With her big draw fully sculpted again, she’s bombing her way round Tiburon, but with more than that bomb-and-gouge style of play that helped her become the dominant American in the women’s game.

“Playing it smart out here,” Thompson said.

Brittany Lincicome is seeing that. She watched Thompson take the lead from her late in the second round.

“She has learned course management a lot better,” Lincicome said. “Before, when we were rookies, it was just rip it and grip it; hit driver everywhere.”

Through 54 holes, Thompson has been a ball-striking dynamo. She has hit 51 of 54 greens. She has hit 38 of 42 fairways. And she has made just a single bogey.

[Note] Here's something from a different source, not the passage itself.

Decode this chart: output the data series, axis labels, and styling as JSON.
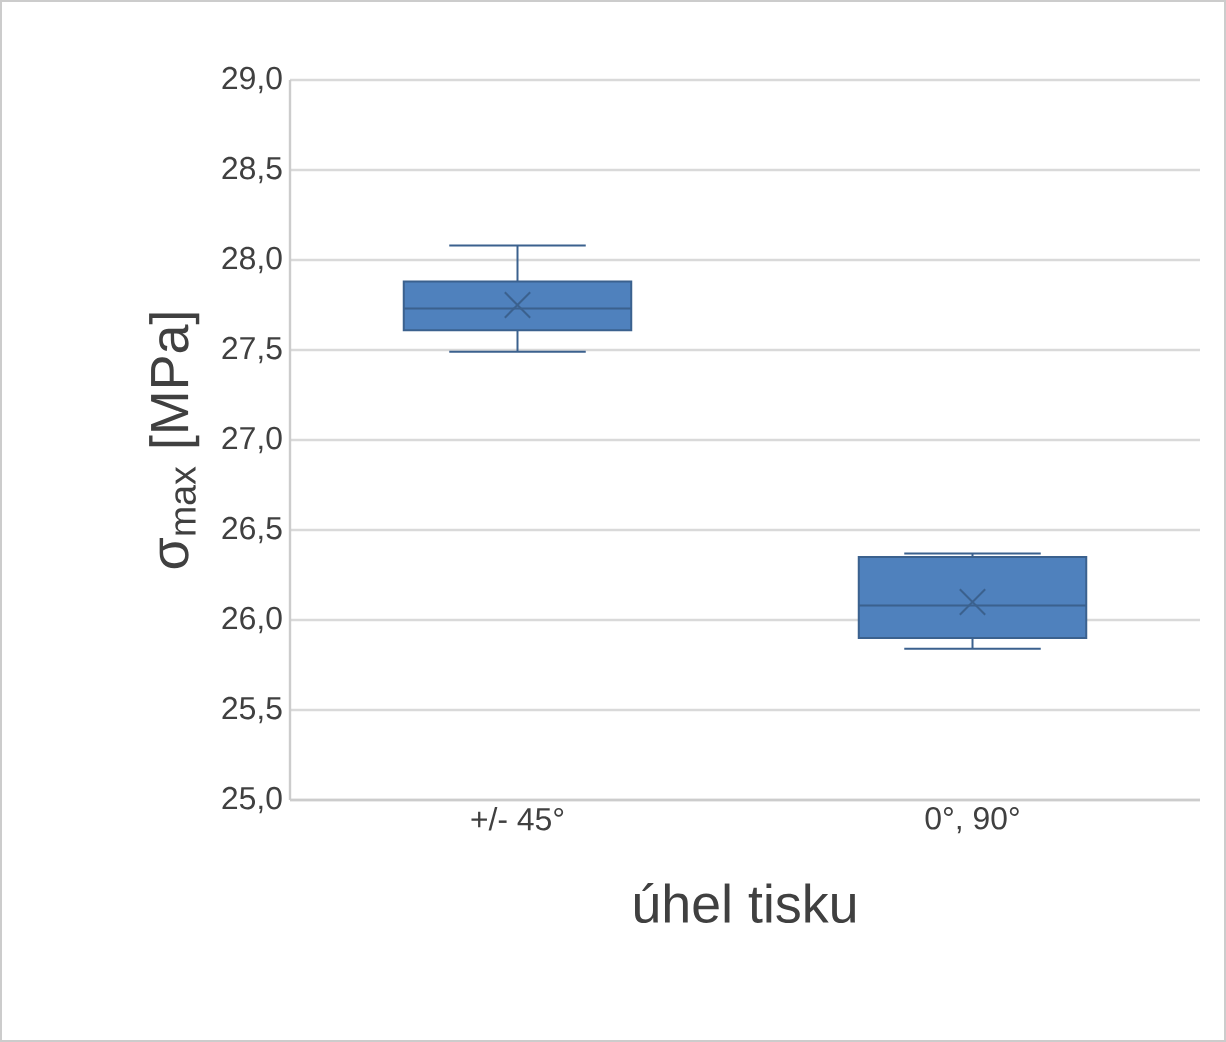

“She’s playing really well,” Korda said. “We’ll see what happens tomorrow.

Korda broke through to win her first LPGA title in Taiwan three weeks ago. Like Thompson, Korda is feeling at home in Florida this week. She grew up in the Bradenton area with sister Jessica, who grew up playing junior golf with Thompson.

“I'm used to the bermuda grass and just very comfortable,” Korda said.

Korda battled through her own disappointment this year. She won in Taiwan eight months after losing a heartbreaker in Singapore, when a birdie putt curled away at the final hole, leaving her dejected.

What did she learn in Taiwan that will help her Sunday in Naples?

“Just to relax,” Korda said. “Anything can happen.”

Thompson can attest to that, as she seeks a better memory to a Sunday finish in Naples.